According to sources in India's NDTV, it has been possible to detect about 4 missing children in the first four days after receiving the experimental Facial Recognition System (FRS) or 'face detection method'.
A huge initiative that is impossible to track the thousands of children who disappear in a country of 1.5 billion people every year. According to the Indian Ministry of Women and Child Development, more than 20 children have gone missing between 2002 and 20, though the actual number is probably higher. According to some companies, about 1 per year.
To support this effort, the ministry has established a nationwide online database called Track Child. Where photographs of missing and found children are posted and the relevant police information is also made available to different agencies and citizens. While this digital resource has become a helpful tool, working with so many files and pictures that have accumulated so much time and time is a laborious task.
Then, a child welfare organization called Bachpan Save the Movement (BBA) developed a software called FRS that would automate the process of working with pictures on trackchilds. Details of the methodology used for this program have not yet been released, but the current FRS platform uses two methods. Namely, geometric and photometric.

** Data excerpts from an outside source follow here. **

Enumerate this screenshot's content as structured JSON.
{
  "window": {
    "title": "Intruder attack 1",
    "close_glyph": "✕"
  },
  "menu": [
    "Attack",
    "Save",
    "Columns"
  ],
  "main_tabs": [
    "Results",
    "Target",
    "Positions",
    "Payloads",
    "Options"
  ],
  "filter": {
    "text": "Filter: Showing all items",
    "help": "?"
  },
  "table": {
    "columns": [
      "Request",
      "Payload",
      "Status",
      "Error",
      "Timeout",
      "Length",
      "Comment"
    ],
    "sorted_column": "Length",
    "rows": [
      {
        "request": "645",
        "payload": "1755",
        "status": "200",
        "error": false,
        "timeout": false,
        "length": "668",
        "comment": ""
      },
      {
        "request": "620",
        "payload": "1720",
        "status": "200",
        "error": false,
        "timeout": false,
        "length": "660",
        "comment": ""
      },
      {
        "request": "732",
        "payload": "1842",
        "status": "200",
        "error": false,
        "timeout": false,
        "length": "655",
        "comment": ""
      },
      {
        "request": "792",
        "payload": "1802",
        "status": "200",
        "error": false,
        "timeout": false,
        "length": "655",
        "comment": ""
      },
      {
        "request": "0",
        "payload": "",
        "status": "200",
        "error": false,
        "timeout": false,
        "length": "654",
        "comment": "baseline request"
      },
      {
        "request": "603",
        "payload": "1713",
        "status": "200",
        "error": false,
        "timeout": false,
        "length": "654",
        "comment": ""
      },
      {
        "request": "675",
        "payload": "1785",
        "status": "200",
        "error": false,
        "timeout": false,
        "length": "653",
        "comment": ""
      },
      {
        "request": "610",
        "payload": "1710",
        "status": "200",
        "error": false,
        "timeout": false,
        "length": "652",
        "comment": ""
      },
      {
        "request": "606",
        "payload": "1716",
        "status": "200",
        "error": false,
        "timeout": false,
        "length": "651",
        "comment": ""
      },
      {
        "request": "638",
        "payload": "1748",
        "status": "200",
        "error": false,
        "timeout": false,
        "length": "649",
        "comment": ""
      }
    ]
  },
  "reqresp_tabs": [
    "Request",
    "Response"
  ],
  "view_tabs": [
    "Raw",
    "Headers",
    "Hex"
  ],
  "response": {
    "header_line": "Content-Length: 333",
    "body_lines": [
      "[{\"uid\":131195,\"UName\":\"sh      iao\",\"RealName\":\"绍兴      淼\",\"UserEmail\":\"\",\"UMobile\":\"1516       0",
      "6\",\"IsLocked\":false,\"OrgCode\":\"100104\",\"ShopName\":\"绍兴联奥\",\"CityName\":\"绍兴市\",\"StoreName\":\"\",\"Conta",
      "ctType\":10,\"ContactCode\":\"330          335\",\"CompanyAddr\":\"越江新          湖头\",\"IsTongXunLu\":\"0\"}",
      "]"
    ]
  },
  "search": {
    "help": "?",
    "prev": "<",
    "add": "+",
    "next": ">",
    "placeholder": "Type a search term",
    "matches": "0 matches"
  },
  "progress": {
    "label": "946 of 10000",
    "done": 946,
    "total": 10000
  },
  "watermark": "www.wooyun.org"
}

The asymmetric method uses different signs of the person's distance and face from the camera, and divides the pixel-by-pixel of the image gradient into a photometric method to match the algorithms of the reference image. It is perhaps a slight exception in the sense that Delhi FRS has adopted this technology.
Until the intervention of the police department in collaboration with the Delhi High Court, the FRS pilot project has not been implemented so far due to some confusing bureaucratic complexities. And soon after getting approval, the FRS trackChild was able to identify 2,5 children from the database's 7,3 images.
"About 20,000 children in India are still missing and around 5,7 in various childcare institutions. It is not possible for anyone to go home and take pictures, ”BBA activist Bhuban Rivu told 'The Better India'.
"It is not a matter of whether the police used the software or not. Even if any department that has this software analyzes all their databases under the supervision of the Ministry of Women and Child Development, there will be sufficient results, which can then be shared with the respective departments. "
Legal obstacles need to be cleared before they can be finalized in the Trackchild program, which is still not clear.